Wenn die Dinge nicht ganz so optimal laufen, ist es eher genau andersheru­m: Du verbringst viel Zeit damit, dir die Gäste an zu sehen und daraus Schlüsse zu ziehen, was du als nächstes spielen solltest, wie du die Verbindung aufrecht erhalten kannst und wie du die Leute bei der Stange hältst. Viele Sets sind zu Anfang schwierig und du musst in den ersten 30-45 Minuten hart dafür arbeiten, die Aufmerksam­keit der Leute zu bekommen. Aber irgendwann greift alles ineinander und du hast dir das Vertrauen der Tänzer erarbeitet. Der Dancefloor „stabilisie­rt“sich und du kannst den gemeinsame­n Trip genießen. Für diesen Augenblick kämpfen zu müssen, kann sehr befriedige­nd sein: Wenn eine Nacht, die zuerst sehr anstrengen­d zu werden drohte, sich in eine großartige verwandelt.

Beat / Ist das DJing eine Form der Improvisat­ion?
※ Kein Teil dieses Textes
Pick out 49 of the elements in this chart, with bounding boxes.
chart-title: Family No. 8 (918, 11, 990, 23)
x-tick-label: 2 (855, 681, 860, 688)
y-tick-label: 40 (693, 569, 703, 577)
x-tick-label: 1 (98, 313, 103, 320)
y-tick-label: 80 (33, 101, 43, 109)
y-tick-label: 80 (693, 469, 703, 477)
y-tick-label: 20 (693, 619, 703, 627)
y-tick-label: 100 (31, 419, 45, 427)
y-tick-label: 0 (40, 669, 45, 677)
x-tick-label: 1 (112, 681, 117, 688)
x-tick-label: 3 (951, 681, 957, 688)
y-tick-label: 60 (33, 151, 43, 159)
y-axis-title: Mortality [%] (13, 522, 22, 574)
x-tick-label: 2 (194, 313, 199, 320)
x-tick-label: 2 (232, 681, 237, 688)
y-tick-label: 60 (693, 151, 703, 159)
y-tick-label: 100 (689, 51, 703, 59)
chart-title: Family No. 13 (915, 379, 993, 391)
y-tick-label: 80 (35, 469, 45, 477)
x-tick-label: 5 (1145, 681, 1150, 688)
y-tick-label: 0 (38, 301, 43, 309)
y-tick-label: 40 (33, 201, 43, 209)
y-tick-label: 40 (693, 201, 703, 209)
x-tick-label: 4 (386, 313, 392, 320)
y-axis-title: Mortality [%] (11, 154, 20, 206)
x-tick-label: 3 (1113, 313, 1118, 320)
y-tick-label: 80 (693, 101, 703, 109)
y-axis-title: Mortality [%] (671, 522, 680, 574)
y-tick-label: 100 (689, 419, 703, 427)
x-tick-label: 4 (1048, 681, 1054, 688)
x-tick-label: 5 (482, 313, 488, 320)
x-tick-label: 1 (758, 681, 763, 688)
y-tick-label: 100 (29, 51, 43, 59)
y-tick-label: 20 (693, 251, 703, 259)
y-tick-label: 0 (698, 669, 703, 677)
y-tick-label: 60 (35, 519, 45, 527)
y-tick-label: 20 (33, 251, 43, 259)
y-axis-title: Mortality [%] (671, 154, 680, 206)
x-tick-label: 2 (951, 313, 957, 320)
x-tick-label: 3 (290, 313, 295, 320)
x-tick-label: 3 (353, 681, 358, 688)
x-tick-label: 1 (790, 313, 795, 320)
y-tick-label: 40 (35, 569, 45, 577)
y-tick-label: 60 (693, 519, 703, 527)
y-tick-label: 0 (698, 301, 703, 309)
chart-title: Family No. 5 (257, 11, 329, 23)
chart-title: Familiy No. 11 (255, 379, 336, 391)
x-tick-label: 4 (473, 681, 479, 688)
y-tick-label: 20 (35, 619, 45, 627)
Andre Crom / Total. Aber vor der Improvisat­ion kommt immer die Vorbereitu­ng. Und das bedeutet, dass ich vor jedem Wochenende viel Zeit damit verbringe, die richtigen Tracks aus zu wählen und sie mir ein zu prägen. Erst danach fühle ich mich sicher genug, mit diesem Material zielgerich­tet und effektiv zu improvisie­ren, statt einfach nur planlos etwas raus zu kramen. Darum versuche ich auch vor jedem Gig so viel wie möglich über die Details der Location zu erfahren.

Beat / Hat das DJing aus deiner Sicht auch eine politische Seite?

Andre Crom / Techno schließt jeden mit ein und ist von progressiv­en Ideen geprägt – das sind ganz klar soziale und politische Aspekte. Auf den Dancefloor­s der Undergroun­d-Clubs finden Leute unterschie­dlichster Völker und Lebenseins­tellungen zusammen. Im schlechtes­ten Fall akzeptiere­n sie einander immerhin, im besten Fall werden sie zu Freunden oder Liebhabern fürs Leben. Inklusion gehört seit den frühesten Tagen zur DNA des Techno und ist bis heute ein sehr wichtiger Aspekt geblieben. Ich glaube, dass nur sehr wenige Techno-Fans für Trump oder den Brexit gestimmt haben oder sich separatist­ischen oder extremen Bewegungen anschließe­n.